The Indonesian currency, the rupiah, is now approaching the critical level of 18,000 against the United States (US) dollar, thus triggering action by Bank Indonesia (BI) that will increase efforts to stabilize the currency.
The rupiah was reported to be 0.3% below the 18,000 level after recording a new fall on Wednesday.
Several financial institutions including BNP Paribas, MUFG Bank and Mega Capital Sekuritas expect the central bank to strengthen intervention measures in the market in addition to considering an interest rate hike as early as this month.
According to BNP Paribas analyst, Parisha Saimbi, the 18,000 level is seen as a level that needs to be closely watched by the market because it has a large psychological impact on investor sentiment.
“Bank Indonesia is expected to continue to try to slow the rate of depreciation of the rupiah through various intervention measures,” he said.
So far this year, the rupiah has been the weakest-performing currency in Asia. The situation is being driven by rising global oil prices, which are increasing the cost of government subsidies, raising concerns about the country's fiscal position.

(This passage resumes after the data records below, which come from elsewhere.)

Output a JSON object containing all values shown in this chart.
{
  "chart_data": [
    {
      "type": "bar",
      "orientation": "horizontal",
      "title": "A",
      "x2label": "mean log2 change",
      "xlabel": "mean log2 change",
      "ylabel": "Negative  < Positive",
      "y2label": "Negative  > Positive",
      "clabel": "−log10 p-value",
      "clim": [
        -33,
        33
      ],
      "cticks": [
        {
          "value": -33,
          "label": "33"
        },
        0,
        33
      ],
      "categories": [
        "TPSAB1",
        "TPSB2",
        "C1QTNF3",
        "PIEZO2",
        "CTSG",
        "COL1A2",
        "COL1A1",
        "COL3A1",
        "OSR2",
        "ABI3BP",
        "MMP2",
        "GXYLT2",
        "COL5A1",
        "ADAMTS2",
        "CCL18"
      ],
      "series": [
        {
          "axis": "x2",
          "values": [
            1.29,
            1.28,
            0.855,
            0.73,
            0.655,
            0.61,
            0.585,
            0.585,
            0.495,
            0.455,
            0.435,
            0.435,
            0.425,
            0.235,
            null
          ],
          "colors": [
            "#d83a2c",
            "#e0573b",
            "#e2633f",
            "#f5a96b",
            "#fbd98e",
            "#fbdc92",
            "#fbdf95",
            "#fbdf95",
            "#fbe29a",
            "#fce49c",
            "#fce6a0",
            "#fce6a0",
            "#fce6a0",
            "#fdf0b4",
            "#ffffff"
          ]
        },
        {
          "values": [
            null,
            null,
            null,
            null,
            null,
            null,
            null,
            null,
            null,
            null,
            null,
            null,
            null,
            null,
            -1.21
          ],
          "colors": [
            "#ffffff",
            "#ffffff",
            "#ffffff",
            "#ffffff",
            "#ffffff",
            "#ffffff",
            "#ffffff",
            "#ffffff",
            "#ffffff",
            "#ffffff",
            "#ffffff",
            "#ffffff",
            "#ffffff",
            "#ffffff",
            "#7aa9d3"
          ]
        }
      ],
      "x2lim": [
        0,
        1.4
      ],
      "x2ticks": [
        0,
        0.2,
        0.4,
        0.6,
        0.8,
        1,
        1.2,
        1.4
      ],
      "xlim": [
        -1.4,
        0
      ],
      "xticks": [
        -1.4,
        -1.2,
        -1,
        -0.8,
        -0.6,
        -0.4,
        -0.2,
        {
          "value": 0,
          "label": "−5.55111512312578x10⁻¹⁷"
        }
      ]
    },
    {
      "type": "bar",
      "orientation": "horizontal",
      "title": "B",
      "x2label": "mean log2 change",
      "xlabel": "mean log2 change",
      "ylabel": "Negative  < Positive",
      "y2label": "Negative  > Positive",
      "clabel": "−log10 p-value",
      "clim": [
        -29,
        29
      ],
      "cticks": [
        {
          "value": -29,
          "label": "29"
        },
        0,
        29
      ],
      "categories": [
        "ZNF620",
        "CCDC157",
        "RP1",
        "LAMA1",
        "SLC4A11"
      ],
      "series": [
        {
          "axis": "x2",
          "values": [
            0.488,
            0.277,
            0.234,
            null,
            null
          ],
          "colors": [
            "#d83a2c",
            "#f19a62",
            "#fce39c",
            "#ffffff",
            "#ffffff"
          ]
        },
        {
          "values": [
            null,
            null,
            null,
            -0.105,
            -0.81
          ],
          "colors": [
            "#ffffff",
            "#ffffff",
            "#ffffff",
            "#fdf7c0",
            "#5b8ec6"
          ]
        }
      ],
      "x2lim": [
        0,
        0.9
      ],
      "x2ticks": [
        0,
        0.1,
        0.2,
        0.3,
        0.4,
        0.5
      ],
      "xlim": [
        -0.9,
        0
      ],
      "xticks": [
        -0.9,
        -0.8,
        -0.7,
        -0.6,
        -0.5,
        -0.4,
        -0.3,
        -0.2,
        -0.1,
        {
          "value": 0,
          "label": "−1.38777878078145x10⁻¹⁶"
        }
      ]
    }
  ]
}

Analysts have also warned that if the rupiah hits 18,000 against the US dollar, it could accelerate foreign capital outflows from Indonesia's stock and bond markets. The situation could add pressure to the government's efforts to boost investor confidence.
Sentiment towards Indonesian assets has also been hit by a series of negative developments since the start of the year. These include warnings that Indonesia's stock market could be reclassified as a frontier market, a review of the country's credit outlook by rating agencies and concerns about government policies that are seen as tightening controls on key commodity exports.
Meanwhile, Indonesia's main stock index fell to a five-year low on Wednesday, in line with the rupiah's weakness and concerns about a possible credit rating downgrade.
The latest economic data also showed Indonesia's trade surplus almost disappeared in April as rising oil and gas import costs outpaced export growth. Rising inflationary pressures in May also added to the challenges facing the country's economy.
MUFG foreign exchange strategist Lloyd Chan said rupiah stability is one of Bank Indonesia's key roles.
"Based on current developments, Bank Indonesia is likely to need to raise interest rates again in June," he said, expecting a 50 basis point hike.
Previously, Bank Indonesia has implemented several measures to support the local currency, including issuing rupiah-denominated debt instruments and tightening US dollar purchase conditions. Last month, the central bank also surprised the market by raising interest rates by 50 basis points.
However, efforts to defend the rupiah have also taken a toll on the country's foreign exchange reserves. Indonesia's reserves have reportedly fallen to their lowest level in almost two years, sparking concerns that a continued decline could negatively impact the country's credit rating.
According to Mega Capital macro strategist Lionel Priyadi, Bank Indonesia is expected to continue market interventions although their effectiveness may be limited as fundamental risks to Indonesia's economy are increasing.
He expected the central bank to raise interest rates by between 50 and 75 basis points in the near future to ease pressure on the rupiah and restore investor confidence.